It was good to see the other guys tonight. It’s been forever.
It used to be a routine but life has a way of showing us our bitter end. Say it is what it really is, but it’s all useless talk with the same outcome.
Lost in my written work. I don’t want to come back.
Soon I will be back in the burden of my life. Dress clothes that feel like fake skin, as fake as the fresh coat of paint on every spot. It’s all show. I have a list of stresses I wish to unleash on the world, but if I type it all here I might get fired….but one day I will and the hooks that are stuck in my hellbound heart with be released and the rain will come down and wash away the chalk. In time the memory will be nothing more than clay in the foundation of shit.

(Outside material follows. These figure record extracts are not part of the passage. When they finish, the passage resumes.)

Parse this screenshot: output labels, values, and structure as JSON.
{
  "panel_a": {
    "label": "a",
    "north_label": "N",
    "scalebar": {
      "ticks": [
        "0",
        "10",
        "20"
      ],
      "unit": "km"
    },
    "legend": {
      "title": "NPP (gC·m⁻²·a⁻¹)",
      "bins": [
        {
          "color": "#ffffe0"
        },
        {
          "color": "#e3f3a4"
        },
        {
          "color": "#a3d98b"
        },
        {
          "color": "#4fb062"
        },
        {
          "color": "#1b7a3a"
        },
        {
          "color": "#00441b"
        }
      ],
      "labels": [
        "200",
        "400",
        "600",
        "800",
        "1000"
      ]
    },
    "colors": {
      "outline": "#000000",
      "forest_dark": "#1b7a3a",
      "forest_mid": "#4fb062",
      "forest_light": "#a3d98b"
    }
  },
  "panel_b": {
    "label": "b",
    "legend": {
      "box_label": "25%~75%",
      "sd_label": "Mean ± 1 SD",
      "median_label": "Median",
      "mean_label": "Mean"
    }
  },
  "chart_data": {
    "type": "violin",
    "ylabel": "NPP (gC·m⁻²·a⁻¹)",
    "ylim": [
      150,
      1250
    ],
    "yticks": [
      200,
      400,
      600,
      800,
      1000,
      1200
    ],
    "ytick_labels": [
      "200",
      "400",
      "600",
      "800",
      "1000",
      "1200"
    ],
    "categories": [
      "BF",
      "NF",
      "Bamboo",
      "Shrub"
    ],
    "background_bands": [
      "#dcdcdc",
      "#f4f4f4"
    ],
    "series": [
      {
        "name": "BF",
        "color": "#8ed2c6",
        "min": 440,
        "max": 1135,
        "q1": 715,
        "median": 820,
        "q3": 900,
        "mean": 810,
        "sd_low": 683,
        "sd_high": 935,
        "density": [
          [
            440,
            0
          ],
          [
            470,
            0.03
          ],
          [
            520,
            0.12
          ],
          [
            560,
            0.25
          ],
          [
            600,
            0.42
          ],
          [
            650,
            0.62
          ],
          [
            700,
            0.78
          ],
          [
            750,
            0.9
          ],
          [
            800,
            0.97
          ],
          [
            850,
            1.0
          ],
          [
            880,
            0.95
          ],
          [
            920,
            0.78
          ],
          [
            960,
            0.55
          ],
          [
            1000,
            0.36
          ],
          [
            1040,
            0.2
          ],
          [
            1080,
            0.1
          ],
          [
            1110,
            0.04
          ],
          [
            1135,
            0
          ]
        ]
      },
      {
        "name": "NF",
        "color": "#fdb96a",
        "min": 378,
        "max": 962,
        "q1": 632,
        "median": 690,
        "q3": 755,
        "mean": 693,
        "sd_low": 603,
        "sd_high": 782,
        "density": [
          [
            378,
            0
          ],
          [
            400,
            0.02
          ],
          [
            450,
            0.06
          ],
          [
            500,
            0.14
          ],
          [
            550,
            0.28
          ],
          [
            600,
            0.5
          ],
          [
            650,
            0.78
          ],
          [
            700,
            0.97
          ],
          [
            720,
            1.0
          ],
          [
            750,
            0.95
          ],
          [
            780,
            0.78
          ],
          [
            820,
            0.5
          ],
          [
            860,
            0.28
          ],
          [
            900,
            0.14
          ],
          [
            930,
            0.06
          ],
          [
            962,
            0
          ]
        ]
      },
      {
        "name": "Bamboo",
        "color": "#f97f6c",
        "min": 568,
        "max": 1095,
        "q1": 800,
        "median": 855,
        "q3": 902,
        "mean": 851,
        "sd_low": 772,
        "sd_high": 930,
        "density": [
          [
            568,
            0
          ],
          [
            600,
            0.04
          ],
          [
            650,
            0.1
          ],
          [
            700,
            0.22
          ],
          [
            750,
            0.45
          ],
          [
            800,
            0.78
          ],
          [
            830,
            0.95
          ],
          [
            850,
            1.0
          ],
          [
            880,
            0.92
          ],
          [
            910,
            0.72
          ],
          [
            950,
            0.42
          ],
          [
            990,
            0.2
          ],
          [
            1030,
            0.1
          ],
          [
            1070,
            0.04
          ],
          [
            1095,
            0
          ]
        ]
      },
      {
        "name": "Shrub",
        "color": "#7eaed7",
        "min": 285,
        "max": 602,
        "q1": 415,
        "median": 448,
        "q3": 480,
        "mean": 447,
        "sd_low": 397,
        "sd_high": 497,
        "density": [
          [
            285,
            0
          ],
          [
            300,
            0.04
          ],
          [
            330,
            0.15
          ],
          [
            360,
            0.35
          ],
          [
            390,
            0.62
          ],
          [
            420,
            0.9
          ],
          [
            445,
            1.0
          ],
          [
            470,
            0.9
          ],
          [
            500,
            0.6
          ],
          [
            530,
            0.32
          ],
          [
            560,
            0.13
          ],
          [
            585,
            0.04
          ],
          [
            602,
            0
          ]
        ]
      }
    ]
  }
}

I really wish all my dreams didn’t evolve into nightmares, but these are the scars I bare whether seen or not. Hey, you can’t have pleasure without pain, and some get off on it. I stand witness and drink from the golden cup till I can’t feel it until the blood runs off me in the shower. I wish I was fucking kidding but my past is hilarious and crazy on certain nights.

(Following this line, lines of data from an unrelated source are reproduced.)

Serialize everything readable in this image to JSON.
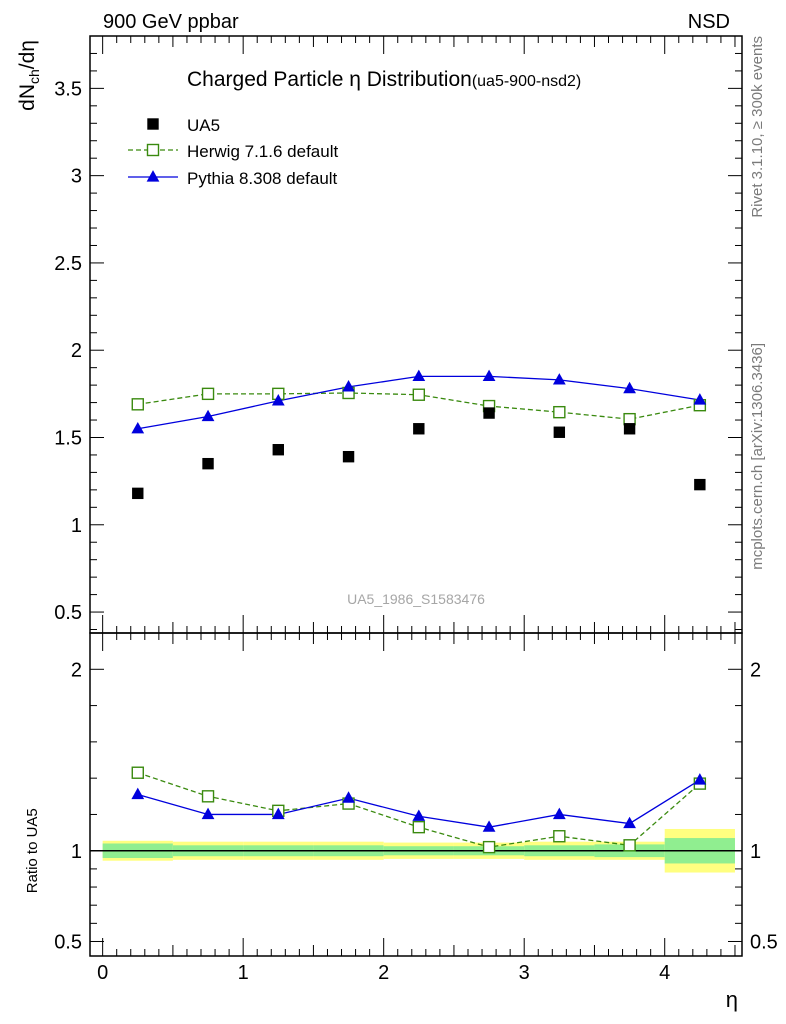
{
  "header": {
    "left": "900 GeV ppbar",
    "right": "NSD"
  },
  "side_labels": {
    "rivet": "Rivet 3.1.10, ≥ 300k events",
    "mcplots": "mcplots.cern.ch [arXiv:1306.3436]"
  },
  "chart_data": [
    {
      "type": "scatter",
      "title": "Charged Particle η Distribution",
      "title_tag": "(ua5-900-nsd2)",
      "watermark": "UA5_1986_S1583476",
      "ylabel": "dN_ch/dη",
      "ylim": [
        0.38,
        3.8
      ],
      "yticks": [
        0.5,
        1,
        1.5,
        2,
        2.5,
        3,
        3.5
      ],
      "ytick_labels": [
        "0.5",
        "1",
        "1.5",
        "2",
        "2.5",
        "3",
        "3.5"
      ],
      "xlim": [
        -0.09,
        4.55
      ],
      "legend_position": "top-left",
      "x": [
        0.25,
        0.75,
        1.25,
        1.75,
        2.25,
        2.75,
        3.25,
        3.75,
        4.25
      ],
      "series": [
        {
          "name": "UA5",
          "style": "data",
          "color": "#000000",
          "values": [
            1.18,
            1.35,
            1.43,
            1.39,
            1.55,
            1.64,
            1.53,
            1.55,
            1.23
          ]
        },
        {
          "name": "Herwig 7.1.6 default",
          "style": "open-square-dashed",
          "color": "#3a8a0f",
          "values": [
            1.69,
            1.75,
            1.75,
            1.755,
            1.745,
            1.68,
            1.645,
            1.605,
            1.685
          ]
        },
        {
          "name": "Pythia 8.308 default",
          "style": "triangle-solid",
          "color": "#0000dd",
          "values": [
            1.55,
            1.62,
            1.71,
            1.79,
            1.85,
            1.85,
            1.83,
            1.78,
            1.715
          ]
        }
      ]
    },
    {
      "type": "line",
      "ylabel": "Ratio to UA5",
      "xlabel": "η",
      "ylim": [
        0.42,
        2.2
      ],
      "yticks": [
        0.5,
        1,
        2
      ],
      "ytick_labels": [
        "0.5",
        "1",
        "2"
      ],
      "xlim": [
        -0.09,
        4.55
      ],
      "xticks": [
        0,
        1,
        2,
        3,
        4
      ],
      "xtick_labels": [
        "0",
        "1",
        "2",
        "3",
        "4"
      ],
      "x": [
        0.25,
        0.75,
        1.25,
        1.75,
        2.25,
        2.75,
        3.25,
        3.75,
        4.25
      ],
      "uncertainty_bands": {
        "bins": [
          [
            0,
            0.5
          ],
          [
            0.5,
            1
          ],
          [
            1,
            1.5
          ],
          [
            1.5,
            2
          ],
          [
            2,
            2.5
          ],
          [
            2.5,
            3
          ],
          [
            3,
            3.5
          ],
          [
            3.5,
            4
          ],
          [
            4,
            4.5
          ]
        ],
        "stat": [
          0.04,
          0.03,
          0.03,
          0.03,
          0.025,
          0.025,
          0.03,
          0.035,
          0.07
        ],
        "total": [
          0.055,
          0.05,
          0.05,
          0.05,
          0.045,
          0.045,
          0.05,
          0.05,
          0.12
        ],
        "stat_color": "#90ee90",
        "total_color": "#ffff80"
      },
      "series": [
        {
          "name": "Herwig 7.1.6 default",
          "color": "#3a8a0f",
          "values": [
            1.43,
            1.3,
            1.22,
            1.26,
            1.13,
            1.02,
            1.08,
            1.03,
            1.37
          ]
        },
        {
          "name": "Pythia 8.308 default",
          "color": "#0000dd",
          "values": [
            1.31,
            1.2,
            1.2,
            1.29,
            1.19,
            1.13,
            1.2,
            1.15,
            1.39
          ]
        }
      ]
    }
  ]
}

You will read about it, but probably not. This is the only place where people give me a chance. Perhaps I already ruined it all, but hey maybe there is a lesson hiding amongst the flesh, something new and hideous, but with true passion.
People love to give up on the broken, but that’s because broken people are not afraid of their vices, everyone else are just liars.
Good thing Football is starting. Fantasy love and the Chicago Bears. I only pray for my Bears but if God is real he/she probably is a Packers or Tom Brady fan…..well there is always my Bulls.